Wodne i lądowe przygody w łaźni

turtle Była w Krakowie kiedyś łaźnia miejska, w pięknej części miasta, na św. Sebastiana. Z czasem – zgodnie z krakowską logiką – przerobiono ją na muzeum… Było tam więc urocze, starodawne zbiorowisko gablot – źle opisanych i oświetlonych, nie dających za wiele informacji ogólnych, ale za to pachniało tam myszką (a dokładnie żubrem i mamutem), co w zderzeniu z resztkami łaźni dawało niezwykły efekt.
(Od razu może zaznaczę, że nie jestem bezstronna – ze wszystkich muzeów najbardziej lubię medyczne, farmacji i przyrodnicze, także i dlatego, że zajmują się gotową systematyką, więc kategoryzują podwójnie.)
Niedawna wizyta w odnowionym muzeum na św. Sebastiana stała się dla mnie źródłem kilku odkryć i przyjemnych zaskoczeń.

Otóż mieści się tam teraz Akwarium. Poszłam tam bez przygotowania, więc opowiem o wrażeniach gościa z ulicy.
Na wejściu jest problem, bo okazuje się, że w zamian za zakup dość drogich biletów (słaba polityka rodzinna!) nie można odwiedzić wielkich akwariów, bo jeszcze ten etap inwestycji nie został ukończony. Od pracowników dowiedziałam się następnie, że „kazali mówić, że do końca roku oddadzą”. Miejmy nadzieję!!! Bardzo warto. bardzo potrzeba w Krakowie takiego miejsca. Kraków leży daleko od oceanarium, a IMAX nie wystarcza, jeśli chodzi o kontakt z głębinami.

otwarcie A teraz chwalę Akwarium. Po pierwsze pracownicy muzeum mają na sobie podkoszulki z nadrukiem „zadaj mi pytanie!” i rzeczywiście, z przyjemnością i pasją dzielą się swoją wiedzą, co nadaje wystawie wymiar ludzki, a poza tym nie musimy czytać masy informacji. Wreszcie! Tego właśnie oczekujemy od muzealników!
Po drugie gabloty „mówią do nas”, zachęcając np. do poszukiwania mniejszych gadów ukrytych wśród gałęzi. To proste rozwiązanie (małe papierowe naklejki na szybach) bardzo efektywnie ułatwia zwiedzanie – nie tylko z dziećmi. Po trzecie są dobre multimedialne infokioski.
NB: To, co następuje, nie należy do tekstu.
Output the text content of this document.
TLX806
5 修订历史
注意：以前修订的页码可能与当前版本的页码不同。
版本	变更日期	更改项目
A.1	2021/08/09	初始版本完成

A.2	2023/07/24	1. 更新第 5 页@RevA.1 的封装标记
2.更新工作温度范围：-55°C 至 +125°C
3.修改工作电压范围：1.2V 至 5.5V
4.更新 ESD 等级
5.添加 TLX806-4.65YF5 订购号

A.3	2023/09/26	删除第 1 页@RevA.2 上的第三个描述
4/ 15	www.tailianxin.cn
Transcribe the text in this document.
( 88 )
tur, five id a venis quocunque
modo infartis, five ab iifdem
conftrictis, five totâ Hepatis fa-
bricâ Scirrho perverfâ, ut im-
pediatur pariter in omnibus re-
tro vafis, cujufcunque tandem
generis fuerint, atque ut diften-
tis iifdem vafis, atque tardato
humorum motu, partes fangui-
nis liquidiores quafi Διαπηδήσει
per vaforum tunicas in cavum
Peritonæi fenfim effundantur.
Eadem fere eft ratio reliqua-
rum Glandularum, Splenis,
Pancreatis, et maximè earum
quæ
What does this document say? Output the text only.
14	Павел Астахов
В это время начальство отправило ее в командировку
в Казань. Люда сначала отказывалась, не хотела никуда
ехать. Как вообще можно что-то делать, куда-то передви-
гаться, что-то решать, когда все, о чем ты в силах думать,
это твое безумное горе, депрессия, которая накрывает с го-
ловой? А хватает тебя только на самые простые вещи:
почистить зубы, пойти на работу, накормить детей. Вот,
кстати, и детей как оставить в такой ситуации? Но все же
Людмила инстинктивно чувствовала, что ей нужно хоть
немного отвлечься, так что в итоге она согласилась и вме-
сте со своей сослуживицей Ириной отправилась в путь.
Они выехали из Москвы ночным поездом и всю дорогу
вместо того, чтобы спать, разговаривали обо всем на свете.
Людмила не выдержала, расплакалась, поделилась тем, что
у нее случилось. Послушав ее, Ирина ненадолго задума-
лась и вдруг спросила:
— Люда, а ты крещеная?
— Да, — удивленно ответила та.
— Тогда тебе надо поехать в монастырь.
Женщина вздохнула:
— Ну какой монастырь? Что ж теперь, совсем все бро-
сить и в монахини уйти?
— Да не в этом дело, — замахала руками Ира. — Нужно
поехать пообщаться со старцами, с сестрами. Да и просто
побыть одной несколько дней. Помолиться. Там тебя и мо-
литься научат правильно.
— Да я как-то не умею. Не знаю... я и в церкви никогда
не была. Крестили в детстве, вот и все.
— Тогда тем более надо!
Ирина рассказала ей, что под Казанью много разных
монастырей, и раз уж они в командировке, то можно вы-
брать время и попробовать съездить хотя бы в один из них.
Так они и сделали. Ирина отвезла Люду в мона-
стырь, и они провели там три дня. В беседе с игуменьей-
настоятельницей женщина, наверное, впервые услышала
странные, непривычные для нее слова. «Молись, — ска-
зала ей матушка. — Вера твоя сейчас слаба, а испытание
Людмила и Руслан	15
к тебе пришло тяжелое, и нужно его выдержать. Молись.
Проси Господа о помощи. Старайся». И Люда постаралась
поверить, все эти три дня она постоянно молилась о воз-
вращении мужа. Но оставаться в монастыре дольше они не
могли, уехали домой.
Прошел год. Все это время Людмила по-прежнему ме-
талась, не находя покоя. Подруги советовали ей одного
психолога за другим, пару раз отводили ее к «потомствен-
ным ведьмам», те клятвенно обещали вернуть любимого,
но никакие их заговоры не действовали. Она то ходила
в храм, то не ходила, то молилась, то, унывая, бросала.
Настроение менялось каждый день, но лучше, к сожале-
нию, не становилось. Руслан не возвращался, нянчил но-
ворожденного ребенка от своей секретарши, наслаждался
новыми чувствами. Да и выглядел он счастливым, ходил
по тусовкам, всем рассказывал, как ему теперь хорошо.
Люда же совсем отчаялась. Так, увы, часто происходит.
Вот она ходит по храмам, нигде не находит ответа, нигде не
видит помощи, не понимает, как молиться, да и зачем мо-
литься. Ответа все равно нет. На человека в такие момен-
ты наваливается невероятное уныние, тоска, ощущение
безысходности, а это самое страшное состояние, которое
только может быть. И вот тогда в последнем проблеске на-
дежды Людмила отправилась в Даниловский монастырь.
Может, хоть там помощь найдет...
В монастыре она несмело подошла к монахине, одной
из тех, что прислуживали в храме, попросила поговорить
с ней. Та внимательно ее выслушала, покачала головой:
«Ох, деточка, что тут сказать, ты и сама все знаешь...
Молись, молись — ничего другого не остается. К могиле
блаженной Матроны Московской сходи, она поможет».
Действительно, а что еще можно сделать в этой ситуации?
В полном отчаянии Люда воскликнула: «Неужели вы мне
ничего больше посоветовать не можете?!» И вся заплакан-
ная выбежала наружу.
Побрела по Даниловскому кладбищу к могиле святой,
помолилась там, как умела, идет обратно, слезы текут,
Dzięki temu nie musimy czytać mnóstwa informacji, jeśli nie chcemy, a dodatkowo dostajemy możliwość przeglądnięcia galerii zdjęć. Po czwarte- mimo wszechobecnych niedoróbek- aranżacja przestrzeni jest ciekawa, stanowiąc integralną część identyfikacji wizualnej instytucji.

Czego brakuje? Większej różnorodności zajęć dla dzieci. Wystarczą proste papierowe przewodniczki do uzupełniania (ołówki z nadrukiem firmy już są). Lepszego przemyślenia systemu informacji multimedialnej dla dorosłych. I przede wszystkim gwarancji zakończenia prac w Akwarium.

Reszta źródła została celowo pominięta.